Horton, who just turned 25, could benefit from a fresh start. I still think this guy can bring it, but after playing under five different coaches and five different GMs in a nonhockey market, he could use a change of pace to get him going. He is signed for three more years, and while his cap number is a decent $4 million per year, his actual salary goes from $4 million next season to $4.5 million in 2011-12 and $5.5 million in 2012-13.
• Another top center on the trade market (sort of) is the aforementioned Spezza. Senators GM Bryan Murray met with local media Monday in Ottawa and confirmed that Spezza informed him in player exit meetings that he wouldn't be against a move, albeit falling short of demanding a trade a year after Dany Heatley did just that.
"He said he wouldn't object to it," Murray told a group of Ottawa media. "He didn't come out and say, 'I have to be traded.'"
Murray said he told Spezza, "'You signed a long-term contract. We have committed to you and you have committed to us. We will look at everything that will help us, but we're not going to make a bad trade.'"
Spezza's no-trade clause kicks in July 1, but if he's willing to move anyway, that's not the end of the world. What's more pertinent is he has five years left on his deal which pays him $8 million per season for the next three years and then $5 million and $4 million, respectively, in the last two seasons. His annual cap hit is $7 million.
The Sens GM also announced Monday what pretty much has become a foregone conclusion: Defenseman Anton Volchenkov, UFA July 1, is headed to the market.
• While Chiarelli declined comment Monday, other NHL sources told ESPN.com the trade market is heating up for goalie Tim Thomas. Once Montreal moved Jaroslav Halak last Thursday, the Bruins began to field calls from other interested suitors.

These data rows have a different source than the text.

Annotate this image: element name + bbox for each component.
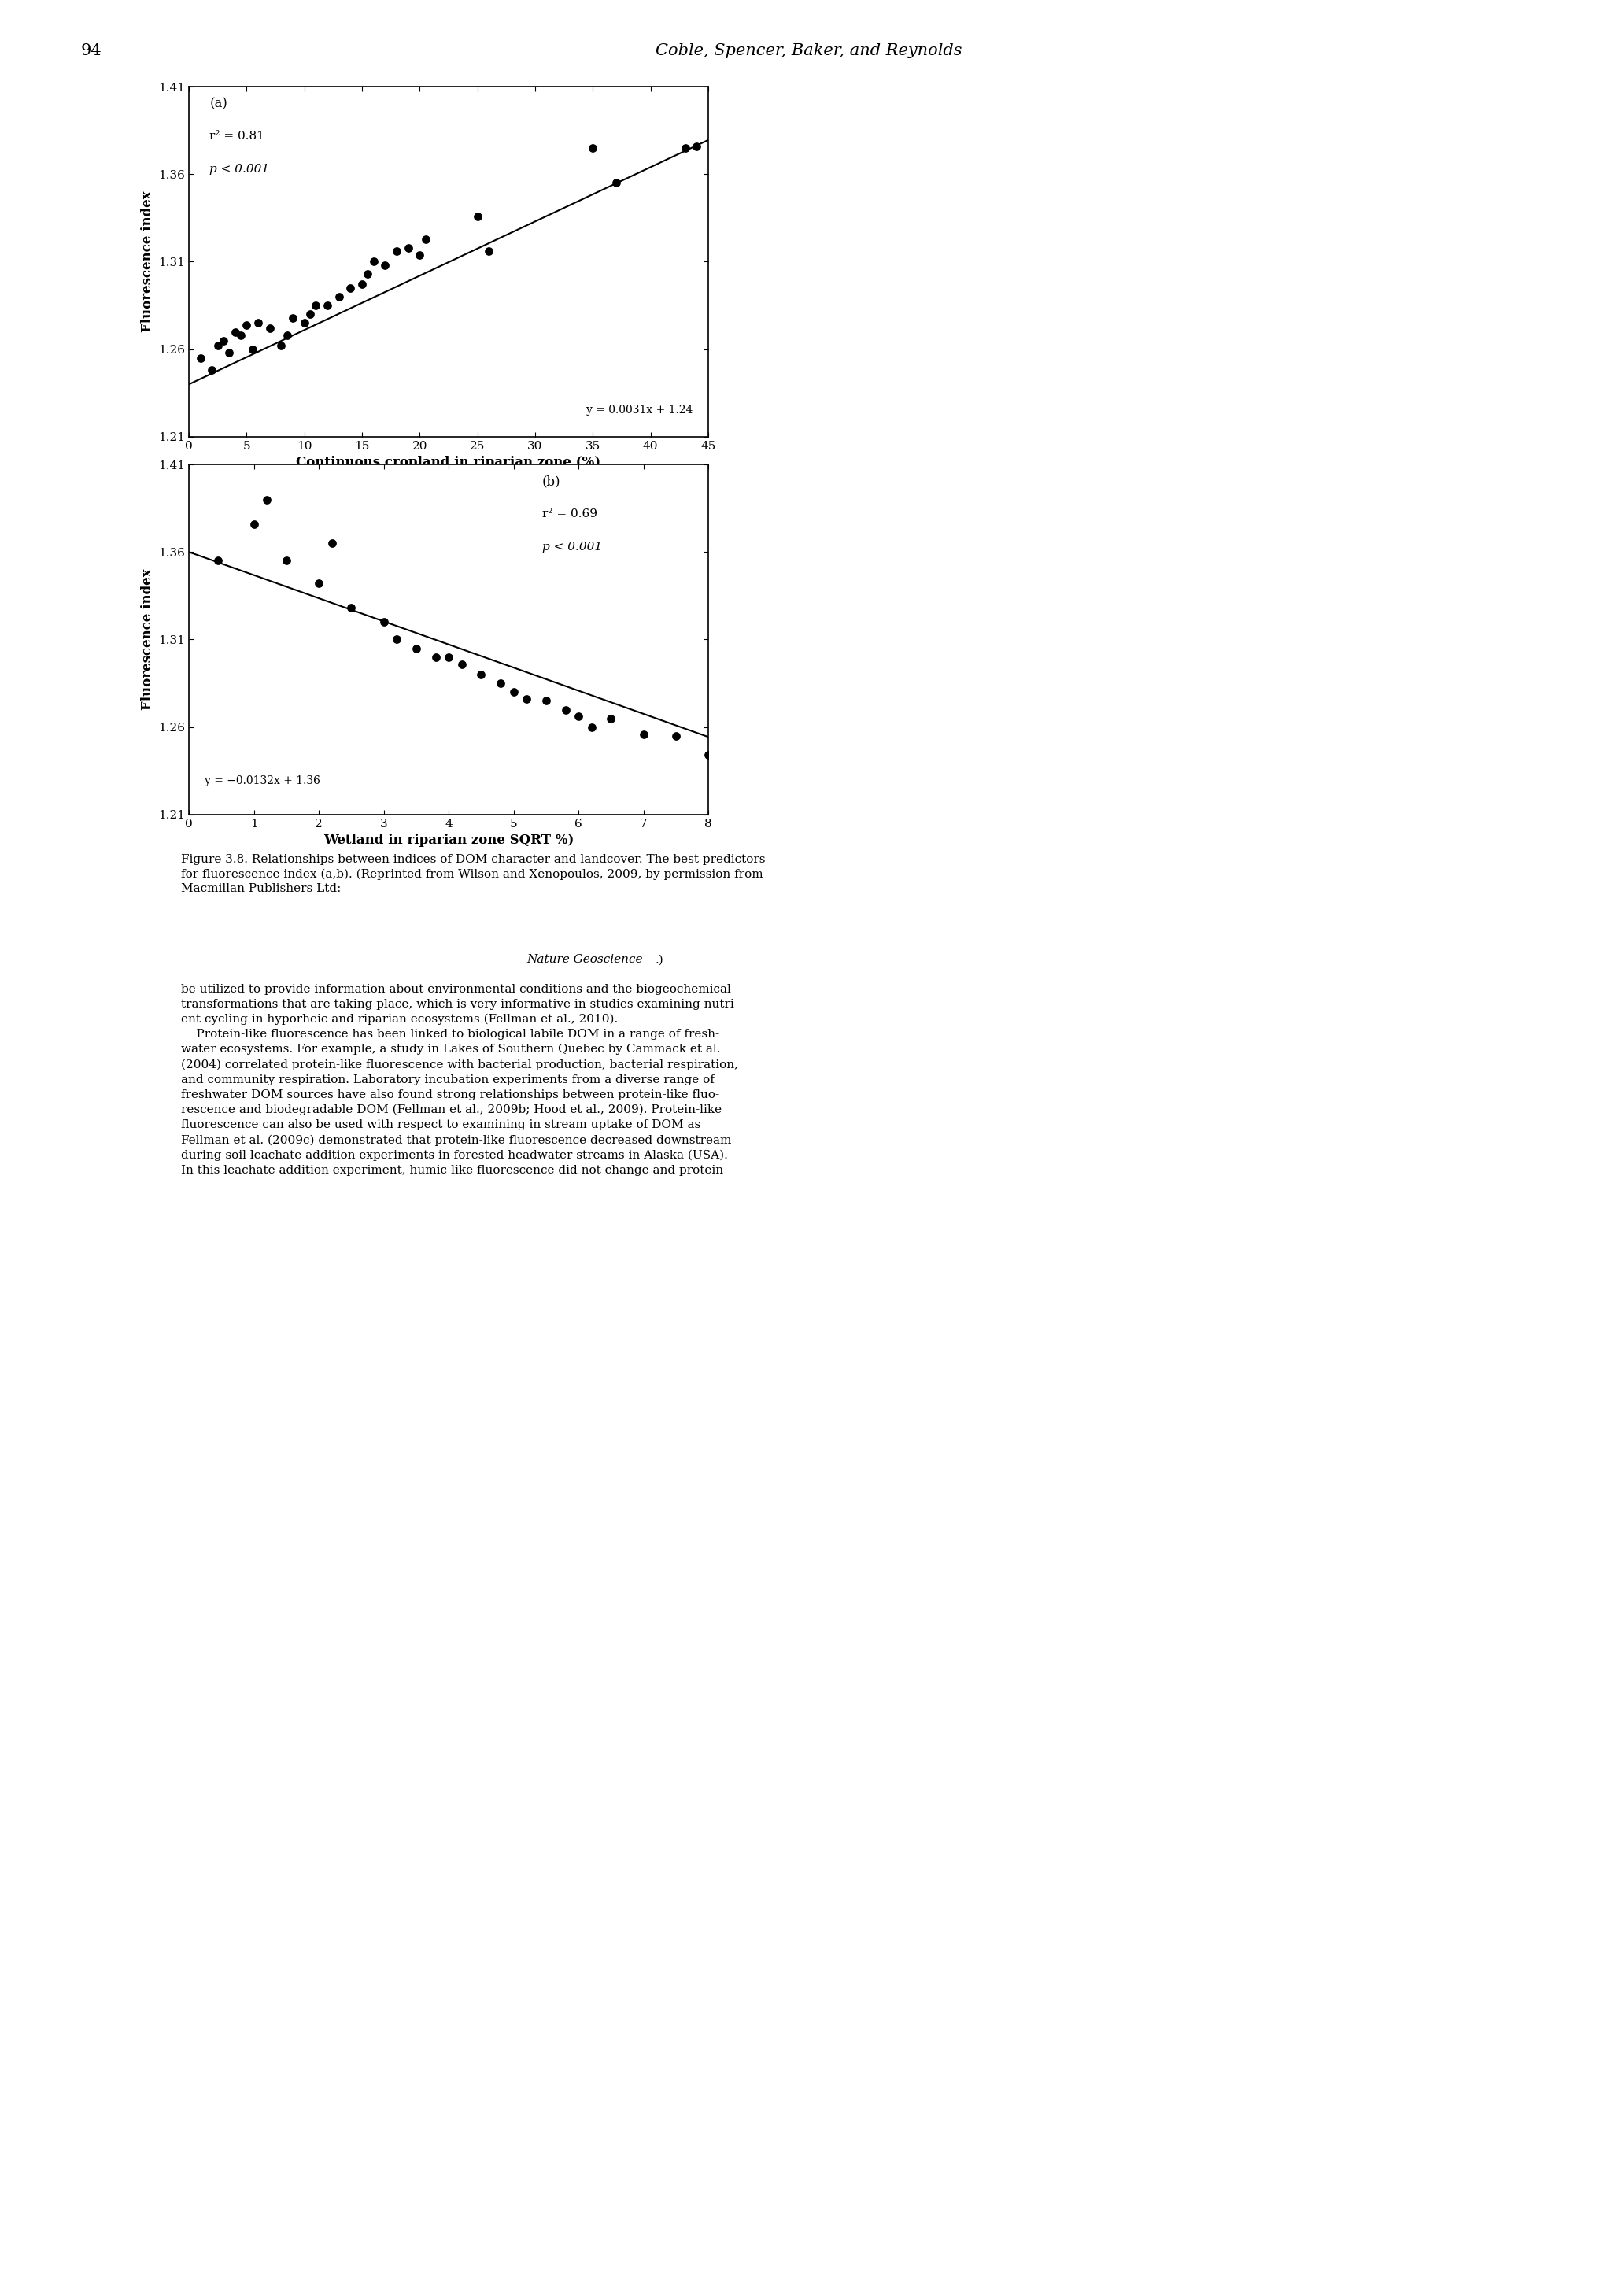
Point	[354, 255, 380, 292]
Point	[319, 526, 345, 563]
X-axis label: Continuous cropland in riparian zone (%): Continuous cropland in riparian zone (%)	[296, 457, 600, 468]
Point	[246, 305, 272, 342]
Text: r² = 0.81: r² = 0.81	[210, 131, 265, 142]
Point	[188, 340, 214, 377]
Point	[239, 331, 265, 367]
Point	[325, 278, 351, 315]
Point	[422, 638, 448, 675]
Text: y = 0.0031x + 1.24: y = 0.0031x + 1.24	[586, 404, 693, 416]
Point	[383, 232, 409, 269]
Point	[349, 266, 375, 303]
Point	[464, 197, 490, 234]
Point	[579, 709, 605, 746]
Point	[338, 269, 364, 305]
Point	[205, 542, 231, 579]
Point	[631, 716, 657, 753]
Point	[269, 328, 294, 365]
Point	[487, 666, 513, 703]
Point	[314, 287, 340, 324]
Text: Figure 3.8. Relationships between indices of DOM character and landcover. The be: Figure 3.8. Relationships between indice…	[181, 854, 765, 895]
Point	[338, 590, 364, 627]
Point	[222, 312, 248, 349]
Point	[233, 305, 259, 342]
X-axis label: Wetland in riparian zone SQRT %): Wetland in riparian zone SQRT %)	[324, 833, 574, 847]
Y-axis label: Fluorescence index: Fluorescence index	[141, 569, 154, 709]
Point	[383, 622, 409, 659]
Point	[476, 232, 502, 269]
Point	[298, 296, 324, 333]
Text: .): .)	[655, 955, 663, 964]
Text: Coble, Spencer, Baker, and Reynolds: Coble, Spencer, Baker, and Reynolds	[655, 44, 963, 60]
Point	[280, 298, 306, 335]
Point	[210, 321, 236, 358]
Point	[403, 629, 429, 666]
Point	[199, 351, 225, 388]
Point	[435, 638, 461, 675]
Point	[306, 565, 332, 602]
Point	[579, 129, 605, 165]
Point	[273, 317, 299, 354]
Point	[254, 482, 280, 519]
Text: (a): (a)	[210, 96, 228, 110]
Point	[552, 691, 578, 728]
Text: 94: 94	[81, 44, 102, 60]
Text: Nature Geoscience: Nature Geoscience	[527, 955, 642, 964]
Point	[395, 230, 421, 266]
Point	[406, 236, 432, 273]
Point	[413, 220, 438, 257]
Point	[291, 305, 317, 342]
Point	[448, 645, 474, 682]
Point	[500, 673, 526, 709]
Point	[361, 243, 387, 280]
Point	[513, 680, 539, 716]
Point	[228, 317, 254, 354]
Point	[241, 505, 267, 542]
Point	[671, 129, 697, 165]
Point	[371, 604, 396, 641]
Text: y = −0.0132x + 1.36: y = −0.0132x + 1.36	[204, 776, 320, 788]
Point	[372, 248, 398, 285]
Point	[696, 737, 722, 774]
Point	[599, 700, 625, 737]
Text: p < 0.001: p < 0.001	[210, 163, 270, 174]
Point	[303, 287, 328, 324]
Point	[273, 542, 299, 579]
Text: be utilized to provide information about environmental conditions and the biogeo: be utilized to provide information about…	[181, 985, 738, 1176]
Text: (b): (b)	[542, 475, 561, 489]
Point	[604, 165, 629, 202]
Point	[663, 716, 689, 753]
Point	[205, 328, 231, 365]
Point	[468, 657, 493, 693]
Point	[532, 682, 558, 719]
Point	[684, 129, 710, 165]
Point	[217, 335, 243, 372]
Text: r² = 0.69: r² = 0.69	[542, 507, 597, 519]
Point	[565, 698, 591, 735]
Point	[257, 310, 283, 347]
Text: p < 0.001: p < 0.001	[542, 542, 602, 553]
Y-axis label: Fluorescence index: Fluorescence index	[141, 191, 154, 333]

Thomas has three more years left on his deal at a $5 million cap hit and also has a no-trade clause. But faced with being the backup to Tuukka Rask in Boston, Thomas is apparently willing to waive his no-trade if it means getting a No. 1 job elsewhere.
• Contract talks between the Penguins and potential UFA blueliner Sergei Gonchar continued Monday after picking up steam over the weekend. I'm told they were at a "sensitive" stage.